With economic disruption and volatile markets top of mind, executives might be hard-pressed to fund innovation or new technology. However, COVID-19 has actually increased the need for digital tools such as chatbots, virtual assistants and augmented analytics.
This trend is mainly due to more remote work traffic. Organizations need a fortified remote work infrastructure. This includes digital tools for performance management, daily task managers, virtual meeting rooms, etc. to reduce work while employees get comfortable with remote working.
“The caution around incurring new expenses is higher than what it was before COVID-19,” says Melanie Alexander, Director Analyst, Gartner.
“Projects such as artificial intelligence (AI) are typically high cost. So it is important that sourcing and procurement leaders focus on high-priority cost-saving areas and ensure that the budget is used in the most efficient manner.”
Once given the go-ahead to start an AI project, the key is to focus on three areas that will impact the budget: Software, implementation and governance costs.

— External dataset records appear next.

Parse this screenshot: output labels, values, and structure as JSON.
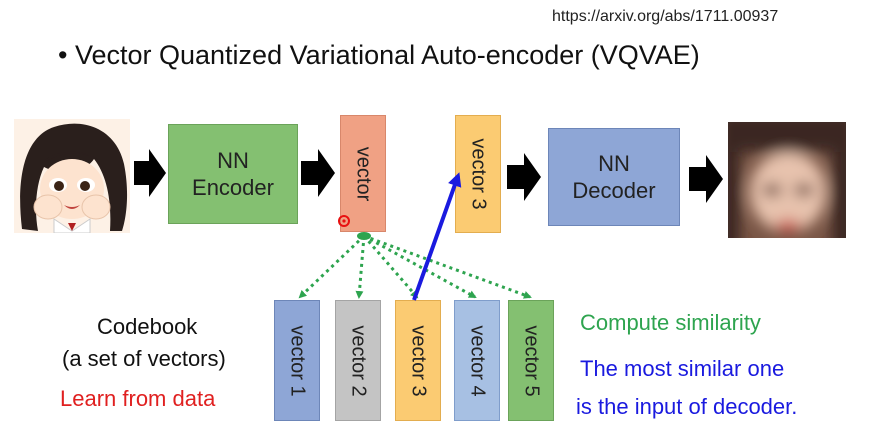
{
  "url": "https://arxiv.org/abs/1711.00937",
  "title": "• Vector Quantized Variational Auto-encoder (VQVAE)",
  "encoder_label": "NN\nEncoder",
  "decoder_label": "NN\nDecoder",
  "encoder_vector_label": "vector",
  "selected_vector_label": "vector 3",
  "codebook": [
    {
      "label": "vector 1",
      "color": "#8ea6d6"
    },
    {
      "label": "vector 2",
      "color": "#c4c4c4"
    },
    {
      "label": "vector 3",
      "color": "#fbcb72"
    },
    {
      "label": "vector 4",
      "color": "#a7c0e3"
    },
    {
      "label": "vector 5",
      "color": "#84c071"
    }
  ],
  "codebook_title": "Codebook",
  "codebook_subtitle": "(a set of vectors)",
  "learn_text": "Learn from data",
  "compute_text": "Compute similarity",
  "most_similar_text": "The most similar one",
  "input_text": "is the input of decoder.",
  "colors": {
    "arrow_black": "#000000",
    "similarity_green": "#2ea44f",
    "selected_blue": "#1a1adf",
    "learn_red": "#e02020"
  }
}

No. 1: Define the use case to determine the software costs
There is a large disparity in pricing for AI software. The most common pricing models are subscriptions and may be consumption-based, requiring different budgeting and negotiation strategies. For example, pricing for a chatbot will be different from developing and deploying machine learning, but can be just as complicated.
Asking the right questions is critical. Sourcing and procurement leaders can begin with:
- General questions such as how the software is licensed, the delivery method (on-premises versus SaaS), and what pricing metrics are used and how they are measured.

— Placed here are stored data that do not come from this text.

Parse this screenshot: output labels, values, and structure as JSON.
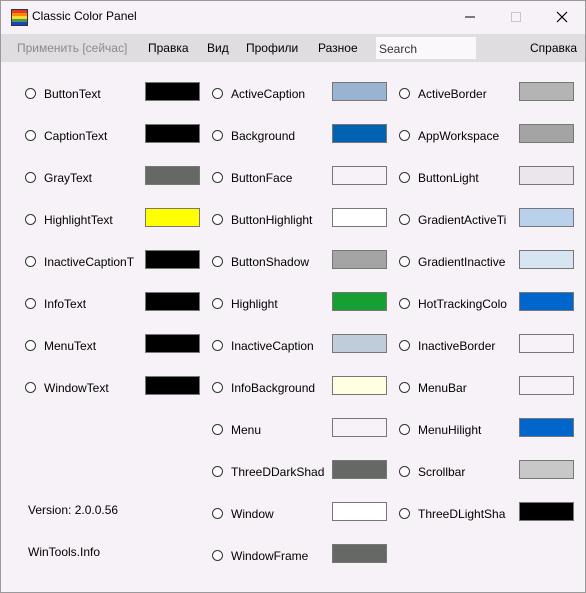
{
  "window": {
    "title": "Classic Color Panel"
  },
  "menu": {
    "apply": "Применить [сейчас]",
    "edit": "Правка",
    "view": "Вид",
    "profiles": "Профили",
    "misc": "Разное",
    "search_value": "Search",
    "help": "Справка"
  },
  "columns": [
    [
      {
        "label": "ButtonText",
        "color": "#000000"
      },
      {
        "label": "CaptionText",
        "color": "#000000"
      },
      {
        "label": "GrayText",
        "color": "#666866"
      },
      {
        "label": "HighlightText",
        "color": "#ffff00"
      },
      {
        "label": "InactiveCaptionT",
        "color": "#000000"
      },
      {
        "label": "InfoText",
        "color": "#000000"
      },
      {
        "label": "MenuText",
        "color": "#000000"
      },
      {
        "label": "WindowText",
        "color": "#000000"
      }
    ],
    [
      {
        "label": "ActiveCaption",
        "color": "#99b4d1"
      },
      {
        "label": "Background",
        "color": "#0063b1"
      },
      {
        "label": "ButtonFace",
        "color": "#f7f2f7"
      },
      {
        "label": "ButtonHighlight",
        "color": "#ffffff"
      },
      {
        "label": "ButtonShadow",
        "color": "#a5a4a5"
      },
      {
        "label": "Highlight",
        "color": "#16a034"
      },
      {
        "label": "InactiveCaption",
        "color": "#bfcddb"
      },
      {
        "label": "InfoBackground",
        "color": "#ffffe1"
      },
      {
        "label": "Menu",
        "color": "#f7f2f7"
      },
      {
        "label": "ThreeDDarkShad",
        "color": "#666866"
      },
      {
        "label": "Window",
        "color": "#ffffff"
      },
      {
        "label": "WindowFrame",
        "color": "#666866"
      }
    ],
    [
      {
        "label": "ActiveBorder",
        "color": "#b4b4b4"
      },
      {
        "label": "AppWorkspace",
        "color": "#a5a4a5"
      },
      {
        "label": "ButtonLight",
        "color": "#ebe6eb"
      },
      {
        "label": "GradientActiveTi",
        "color": "#b9d1ea"
      },
      {
        "label": "GradientInactive",
        "color": "#d7e4f2"
      },
      {
        "label": "HotTrackingColo",
        "color": "#0066cc"
      },
      {
        "label": "InactiveBorder",
        "color": "#f7f2f7"
      },
      {
        "label": "MenuBar",
        "color": "#f7f2f7"
      },
      {
        "label": "MenuHilight",
        "color": "#0066cc"
      },
      {
        "label": "Scrollbar",
        "color": "#c8c8c8"
      },
      {
        "label": "ThreeDLightSha",
        "color": "#000000"
      }
    ]
  ],
  "footer": {
    "version": "Version: 2.0.0.56",
    "site": "WinTools.Info"
  }
}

- If the pricing metric used is based on application program interface (API) calls, inquire about how this is defined and measured.

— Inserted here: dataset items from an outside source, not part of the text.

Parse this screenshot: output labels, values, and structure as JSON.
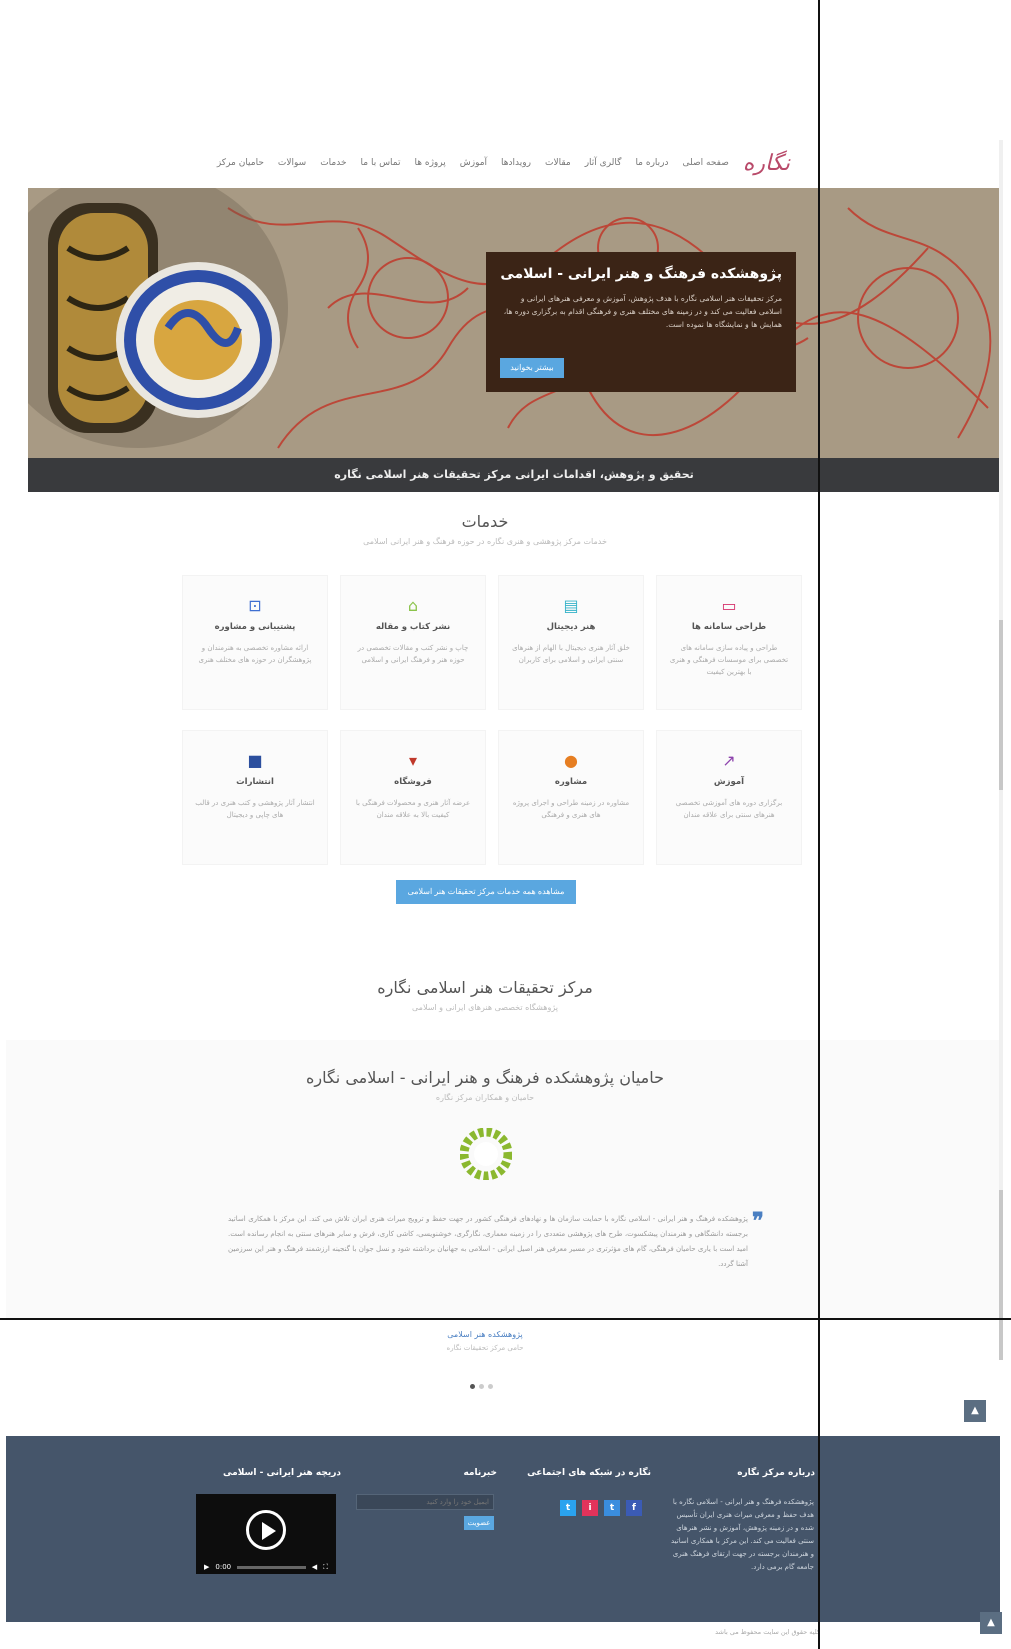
{
  "nav": {
    "logo": "نگاره",
    "items": [
      "صفحه اصلی",
      "درباره ما",
      "گالری آثار",
      "مقالات",
      "رویدادها",
      "آموزش",
      "پروژه ها",
      "تماس با ما",
      "خدمات",
      "سوالات",
      "حامیان مرکز"
    ]
  },
  "hero": {
    "title": "پژوهشکده فرهنگ و هنر ایرانی - اسلامی",
    "body": "مرکز تحقیقات هنر اسلامی نگاره با هدف پژوهش، آموزش و معرفی هنرهای ایرانی و اسلامی فعالیت می کند و در زمینه های مختلف هنری و فرهنگی اقدام به برگزاری دوره ها، همایش ها و نمایشگاه ها نموده است.",
    "button": "بیشتر بخوانید",
    "strip": "تحقیق و پژوهش، اقدامات ایرانی مرکز تحقیقات هنر اسلامی نگاره"
  },
  "services": {
    "title": "خدمات",
    "subtitle": "خدمات مرکز پژوهشی و هنری نگاره در حوزه فرهنگ و هنر ایرانی اسلامی",
    "items": [
      {
        "icon": "laptop-icon",
        "title": "طراحی سامانه ها",
        "desc": "طراحی و پیاده سازی سامانه های تخصصی برای موسسات فرهنگی و هنری با بهترین کیفیت"
      },
      {
        "icon": "screen-icon",
        "title": "هنر دیجیتال",
        "desc": "خلق آثار هنری دیجیتال با الهام از هنرهای سنتی ایرانی و اسلامی برای کاربران"
      },
      {
        "icon": "leaf-icon",
        "title": "نشر کتاب و مقاله",
        "desc": "چاپ و نشر کتب و مقالات تخصصی در حوزه هنر و فرهنگ ایرانی و اسلامی"
      },
      {
        "icon": "frame-icon",
        "title": "پشتیبانی و مشاوره",
        "desc": "ارائه مشاوره تخصصی به هنرمندان و پژوهشگران در حوزه های مختلف هنری"
      },
      {
        "icon": "chart-icon",
        "title": "آموزش",
        "desc": "برگزاری دوره های آموزشی تخصصی هنرهای سنتی برای علاقه مندان"
      },
      {
        "icon": "user-icon",
        "title": "مشاوره",
        "desc": "مشاوره در زمینه طراحی و اجرای پروژه های هنری و فرهنگی"
      },
      {
        "icon": "cart-icon",
        "title": "فروشگاه",
        "desc": "عرضه آثار هنری و محصولات فرهنگی با کیفیت بالا به علاقه مندان"
      },
      {
        "icon": "book-icon",
        "title": "انتشارات",
        "desc": "انتشار آثار پژوهشی و کتب هنری در قالب های چاپی و دیجیتال"
      }
    ],
    "more": "مشاهده همه خدمات مرکز تحقیقات هنر اسلامی"
  },
  "center": {
    "title": "مرکز تحقیقات هنر اسلامی نگاره",
    "subtitle": "پژوهشگاه تخصصی هنرهای ایرانی و اسلامی"
  },
  "sponsors": {
    "title": "حامیان پژوهشکده فرهنگ و هنر ایرانی - اسلامی نگاره",
    "subtitle": "حامیان و همکاران مرکز نگاره",
    "quote": "پژوهشکده فرهنگ و هنر ایرانی - اسلامی نگاره با حمایت سازمان ها و نهادهای فرهنگی کشور در جهت حفظ و ترویج میراث هنری ایران تلاش می کند. این مرکز با همکاری اساتید برجسته دانشگاهی و هنرمندان پیشکسوت، طرح های پژوهشی متعددی را در زمینه معماری، نگارگری، خوشنویسی، کاشی کاری، فرش و سایر هنرهای سنتی به انجام رسانده است. امید است با یاری حامیان فرهنگی، گام های مؤثرتری در مسیر معرفی هنر اصیل ایرانی - اسلامی به جهانیان برداشته شود و نسل جوان با گنجینه ارزشمند فرهنگ و هنر این سرزمین آشنا گردد.",
    "name": "پژوهشکده هنر اسلامی",
    "role": "حامی مرکز تحقیقات نگاره"
  },
  "footer": {
    "about_title": "درباره مرکز نگاره",
    "about": "پژوهشکده فرهنگ و هنر ایرانی - اسلامی نگاره با هدف حفظ و معرفی میراث هنری ایران تأسیس شده و در زمینه پژوهش، آموزش و نشر هنرهای سنتی فعالیت می کند. این مرکز با همکاری اساتید و هنرمندان برجسته در جهت ارتقای فرهنگ هنری جامعه گام برمی دارد.",
    "social_title": "نگاره در شبکه های اجتماعی",
    "social": [
      "t",
      "i",
      "t",
      "f"
    ],
    "social_colors": [
      "#2aa3ef",
      "#e2335b",
      "#3a8dde",
      "#3b5bb5"
    ],
    "nl_title": "خبرنامه",
    "nl_placeholder": "ایمیل خود را وارد کنید",
    "nl_button": "عضویت",
    "video_title": "دریچه هنر ایرانی - اسلامی",
    "video_time": "0:00",
    "copyright": "کلیه حقوق این سایت محفوظ می باشد"
  }
}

- If a pricing metric has a consumption-based element, ask for customized options such as a combined fixed and consumption billing approach.
No. 2: Combat cost overruns for AI implementation services
The best implementation service for each organization will depend on budget and individual needs. Services can be small and niche vendors focused on a particular industry vertical or technical domain or they can be large consulting firms.
“By using larger service providers, organizations can get end-to-end, strategic consulting in contrast to smaller providers who are focused on depth and flexibility,”says Alexander.
Although niche vendors offer industry or technology specific expertise, large service providers offer end-to-end capabilities. A managed service provider delivers services, such as network, application, infrastructure and security, via ongoing and regular support, which a niche vendor cannot. Although this option may seem more expensive, after all of the costs of self-providing and self-managing, the price tag may make more sense.
No. 3: Include forward-looking costs and potential compliance costs
Think beyond software and implementation costs. The majority of organizations that scale implementation spend more than half of their budgets on adoption-driving activities, such as workflow redesign, communication and training.
“The most common additional cost exposures are maintaining compliance with other applications,” says Alexander. “Once the choice of AI technology is finalized, it is important to determine what existing applications the AI software may need to access. For example, if the intent is to introduce automation to perform tasks that involve data transmission through an ERP system, then additional software licensing may be required.”
Determine the future costs of the AI project in the pre-implementation phase to determine the actual budget. Staffing, security, privacy requirements, public cloud licensing and skill development are some of the common hidden costs that may go overlooked.